Better, perhaps, it’s about the moralism (Anglo-Saxon in origin and naively adopted by the other Americans) that rules and shapes the facts of life, and that, in literature for instance — even the popular kind — is exactly the opposite of realism. Americans always need to idealize in the arts (especially at the level of average taste; for instance, the “illustrative” representation of their lives and their cities in their popular movies are forms of an immediate need to idealize).

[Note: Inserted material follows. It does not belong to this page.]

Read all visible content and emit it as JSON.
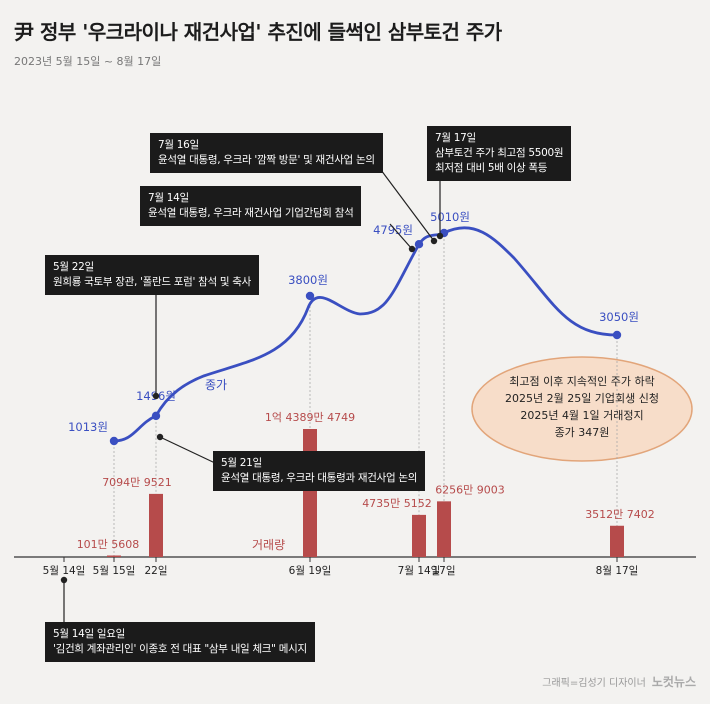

The poems, essays and reviews feature an array of translators. Pasolini's earliest poetry -- strong, declarative, youthful -- is translated from the Friulian by Lucia Gazzino ("I leave my image to the conscience of the rich ... Long live the courage and the sorrow and the innocence of the poor!"). A growing disillusionment in a poem from 1960, "The Rage," is captured by musician Jonathan Richman ("I can't pretend now that I don't know the world / or that I don't know how it wants me.")

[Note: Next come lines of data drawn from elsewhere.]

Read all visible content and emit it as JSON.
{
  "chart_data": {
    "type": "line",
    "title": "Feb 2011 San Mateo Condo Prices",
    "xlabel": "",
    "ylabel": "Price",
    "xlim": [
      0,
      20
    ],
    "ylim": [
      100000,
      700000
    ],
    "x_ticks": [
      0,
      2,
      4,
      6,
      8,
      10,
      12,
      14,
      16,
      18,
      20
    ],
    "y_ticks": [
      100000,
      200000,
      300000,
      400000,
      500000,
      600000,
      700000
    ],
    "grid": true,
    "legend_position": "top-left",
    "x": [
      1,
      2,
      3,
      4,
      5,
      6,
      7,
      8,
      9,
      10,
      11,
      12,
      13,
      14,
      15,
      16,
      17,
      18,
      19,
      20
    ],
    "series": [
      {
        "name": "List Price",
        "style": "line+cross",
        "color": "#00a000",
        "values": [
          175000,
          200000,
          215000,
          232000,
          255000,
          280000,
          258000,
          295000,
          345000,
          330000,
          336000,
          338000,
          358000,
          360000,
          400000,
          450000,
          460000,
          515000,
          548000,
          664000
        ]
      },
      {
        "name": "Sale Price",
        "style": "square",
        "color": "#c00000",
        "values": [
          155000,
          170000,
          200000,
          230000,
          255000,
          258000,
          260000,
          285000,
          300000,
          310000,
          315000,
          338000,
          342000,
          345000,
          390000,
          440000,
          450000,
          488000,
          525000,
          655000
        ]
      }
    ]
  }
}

Because he was also a film-maker much of Pasolini's writing is visually evocative: this is especially so of autobiographical poems that circle about ideas of youth and vulnerability but also the enthusiasm of the young ("I'm insatiable about our life / because something unique in the world can never be exhausted," he writes to one lover.)
I know, because I wake up with so much strength in my head:
the strength to suck up the new, sweet
power of daylight woken ahead of me,
and to express the absolute, already attained in secret and
in peace, with the most naked words: it's grief, my pain
that always has a reason, is never without an object,
is not neuroses, it's anger, disappointment,
it's fear, it's fury that physically bleeds
in my chest and throat.
Ah, morning! I know it, it's summertime, steady
as a sea, in it's freshness
the city's ready for an entire day,
and its noises are sheer and deeply grieving
like human beings become cool
doves, gentle elephants ... animals in life ...
(Summer, 1961)
As his poetry -- and world-view -- matures to a kind of wary disenchantment in the political upheavals that never really seem to change anything, he attaches a deepening mistrust of the right wing in politics. But he also faulted the hippie culture for losing its energy as it spread into a bourgeois mainstream of "hipness" and "cool" ideas that were co-opted into advertising and the culture at large.
Yet he held fast to his cantankerous heroes for their indomitable spirit: Ezra Pound, for one, even though he had ardently supported Fascism during the war -- and after it, as well. This is, after reading several of the essays here, a provocative stance meant as a pin-prick to easy categorization. Many of his more blatantly acid judgements ("Neruda is a bad poet") read as asides to a larger arguments rather than generalities by themselves.
Reading the twisting and ideological essays in translation, one might understand the difficulty in determining Pasolini's intent and his expression. Philosophical word-play and semantics can spring their own traps in any language. Since the writer himself was walking an ideological balance-beam of ideas it is uncertain whether the often complex result is Pasolini's thought, or the individual translator's effect of the phrasing he chooses. This is less so in the poetry, which offers itself a wider field of meaning.
The individual concerns of Pasolini's essays -- fascism, racism, intolerance, poverty -- remain universal though his targets are specific: the very first essay included, "Civil War," is a Pasolini blast aimed at racism of all kinds: "It is racist hatred -- that is, nothing less than the exterior aspect of the deep aberration of every conservatism and every fascism."
It would be more than interesting to read what the agent-provocateur would make of recent political uprisings, as well as the latest outrages by Silvio Berlusconi in Italy, and what's about to happen as we peer with one eye covered into the future. A reader has a pretty firm idea it would be best to keep our wits about us.
His last observation -- "we're all in danger" -- was made in a final interview hours before he died in a mysterious assault, and it acts as an ultimate warning and a final lesson to watch out for all the traps, to be wary of the comfortable solutions that seem not to threaten us, but to enfold us in their easy choices. In our own creative life, and in our culture of affluence, many times these are traps we make for ourselves.